Or to change perspective?

In a world with a lack of stable horizons and certitudes, in a state of general disorientation amplified by the multiplication of visual technologies and the multiple perspectives they generate (Google Earth images, satellite views, drone videos) we must remember the artist and theorist Hito Steyerl and his essay In free fall: a thought experiment on vertical perspective (2011) which states that today linear perspective has become a “hostage” of the truth: “The vanishing point gives the observer a body and a position. […] While reinforcing the subject by placing him at the center of the vision, the linear perspective also undermines the individuality of the spectator by putting him under the seemingly objective rules of representation.”

We live in the era of vertical perspective – Steyerl affirms – or better, in a condition of free fall, that constitutes a systematic and rational certitude linked to the linear perspective. But, if the image of the free fall summarizes the idea of the absence of “anchor points” typical of the fluid contemporary condition, how can we read the geometrical construction of a photograph? We are inclined to believe that the representation of this “landscape with figures” by Vitali raises exactly the same questions as Steyerl on the issue of the occult control of the individual by the power and the social control present today in the form of surveillance cameras equipped with Artificial Intelligence. Vitali succeeds in doing the same through the ambivalence of subjectivity and objectivity attributed by Erwin Panofsky to the linear perspective (“the triumph of the sense of a distanced and objective reality and the triumph of the human resolve for power that tends to erase distances”).

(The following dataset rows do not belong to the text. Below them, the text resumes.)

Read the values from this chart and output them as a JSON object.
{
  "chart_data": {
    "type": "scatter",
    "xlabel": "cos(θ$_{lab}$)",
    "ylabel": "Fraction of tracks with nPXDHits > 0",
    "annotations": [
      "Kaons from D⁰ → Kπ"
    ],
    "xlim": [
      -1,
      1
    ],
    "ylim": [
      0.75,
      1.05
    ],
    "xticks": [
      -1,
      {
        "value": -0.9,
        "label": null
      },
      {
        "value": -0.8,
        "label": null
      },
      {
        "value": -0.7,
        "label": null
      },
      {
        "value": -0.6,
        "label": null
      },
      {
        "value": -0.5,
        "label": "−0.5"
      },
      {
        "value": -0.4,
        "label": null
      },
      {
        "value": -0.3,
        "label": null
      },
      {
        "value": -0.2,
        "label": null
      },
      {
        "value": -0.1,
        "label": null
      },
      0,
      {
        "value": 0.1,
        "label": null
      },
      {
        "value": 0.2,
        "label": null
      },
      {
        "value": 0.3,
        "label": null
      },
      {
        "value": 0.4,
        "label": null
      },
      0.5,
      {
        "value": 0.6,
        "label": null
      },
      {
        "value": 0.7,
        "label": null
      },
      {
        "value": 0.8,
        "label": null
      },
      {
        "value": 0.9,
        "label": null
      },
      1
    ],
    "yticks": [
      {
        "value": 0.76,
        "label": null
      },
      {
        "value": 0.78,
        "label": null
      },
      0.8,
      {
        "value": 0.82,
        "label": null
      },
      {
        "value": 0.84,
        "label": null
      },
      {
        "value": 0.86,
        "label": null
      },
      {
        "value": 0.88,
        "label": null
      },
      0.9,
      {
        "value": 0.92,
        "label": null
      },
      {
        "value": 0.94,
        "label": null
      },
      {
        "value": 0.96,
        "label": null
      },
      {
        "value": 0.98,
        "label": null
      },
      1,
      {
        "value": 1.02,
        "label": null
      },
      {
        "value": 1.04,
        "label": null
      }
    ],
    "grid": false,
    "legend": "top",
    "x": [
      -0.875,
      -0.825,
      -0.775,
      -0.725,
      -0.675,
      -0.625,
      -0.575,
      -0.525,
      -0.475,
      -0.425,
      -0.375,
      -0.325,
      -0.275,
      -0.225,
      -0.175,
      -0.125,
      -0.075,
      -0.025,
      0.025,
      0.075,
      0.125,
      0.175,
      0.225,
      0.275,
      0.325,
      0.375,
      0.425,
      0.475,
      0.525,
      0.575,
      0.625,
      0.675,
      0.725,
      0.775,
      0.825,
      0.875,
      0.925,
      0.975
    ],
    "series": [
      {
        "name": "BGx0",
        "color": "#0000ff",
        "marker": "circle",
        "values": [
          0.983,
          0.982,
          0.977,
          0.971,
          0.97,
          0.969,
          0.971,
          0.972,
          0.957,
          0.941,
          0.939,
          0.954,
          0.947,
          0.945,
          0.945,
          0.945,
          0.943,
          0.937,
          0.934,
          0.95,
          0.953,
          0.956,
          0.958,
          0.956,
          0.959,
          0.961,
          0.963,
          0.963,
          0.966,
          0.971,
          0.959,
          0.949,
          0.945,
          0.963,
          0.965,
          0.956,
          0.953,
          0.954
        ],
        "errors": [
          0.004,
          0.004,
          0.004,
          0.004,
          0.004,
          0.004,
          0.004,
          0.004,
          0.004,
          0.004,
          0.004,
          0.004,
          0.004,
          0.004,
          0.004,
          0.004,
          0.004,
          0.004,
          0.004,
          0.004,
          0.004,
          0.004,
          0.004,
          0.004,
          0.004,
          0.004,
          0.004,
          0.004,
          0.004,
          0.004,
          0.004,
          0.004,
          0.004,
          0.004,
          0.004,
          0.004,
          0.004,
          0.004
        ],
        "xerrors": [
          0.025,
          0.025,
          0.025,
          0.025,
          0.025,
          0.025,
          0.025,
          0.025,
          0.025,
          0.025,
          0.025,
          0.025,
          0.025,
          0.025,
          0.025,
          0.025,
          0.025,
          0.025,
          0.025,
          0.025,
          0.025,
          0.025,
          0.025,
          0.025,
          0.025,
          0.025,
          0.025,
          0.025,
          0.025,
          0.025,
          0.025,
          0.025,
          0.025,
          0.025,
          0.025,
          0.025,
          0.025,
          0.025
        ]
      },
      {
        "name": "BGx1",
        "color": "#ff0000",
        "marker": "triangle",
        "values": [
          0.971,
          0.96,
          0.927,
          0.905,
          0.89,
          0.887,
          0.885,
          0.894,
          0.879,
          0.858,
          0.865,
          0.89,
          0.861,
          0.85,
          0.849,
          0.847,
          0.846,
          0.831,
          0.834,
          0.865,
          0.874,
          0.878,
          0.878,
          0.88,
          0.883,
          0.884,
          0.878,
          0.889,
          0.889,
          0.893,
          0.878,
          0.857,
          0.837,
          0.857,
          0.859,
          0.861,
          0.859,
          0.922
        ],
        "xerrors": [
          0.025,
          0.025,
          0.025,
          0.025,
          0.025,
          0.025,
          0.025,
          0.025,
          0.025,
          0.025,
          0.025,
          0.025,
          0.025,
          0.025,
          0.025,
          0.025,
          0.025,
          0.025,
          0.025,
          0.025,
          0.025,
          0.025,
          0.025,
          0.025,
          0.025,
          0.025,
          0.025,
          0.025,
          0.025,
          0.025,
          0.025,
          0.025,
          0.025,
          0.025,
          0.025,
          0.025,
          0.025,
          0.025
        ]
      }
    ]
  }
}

Such a vision would condemn the complete falsity of the objective world and reveal the illusion of our individual freedom, but it would also presuppose an action: a real body able to escape from the frame, a body as a “land not yet colonized by power”, as Pasolini remembers.

The moment just before the revolution?

Following this interpretation, in my opinion the theatrical equivalent of Vitali’s photography in its most subversive sense would be the play The host (2005) by the company Motus, inspired by the film Theorem by Pasolini.  Confirming the intention of the original author and director, Motus calls into question the conformist bourgeoisie world, depicting it as imprisoned in a reassuring and yet artificial idyllic landscape composed of three giant screens and built, exactly as in Vitali’s work, with a central perspective axis. 

The apparent tranquillity represented by the illusionistic theatrical backdrop conceals a hidden fear: in fact, it will be unhinged by the realities of 1968 in Italy known as the “lead” years, the State massacres.

If our interpretation is correct, what revolution against the system is concealed within this perfect mise en abyme of reality immortalized in Vitali’s magnificent work? 

Anna Maria Monteverdi, Theatrical perspective, July 10, 2019.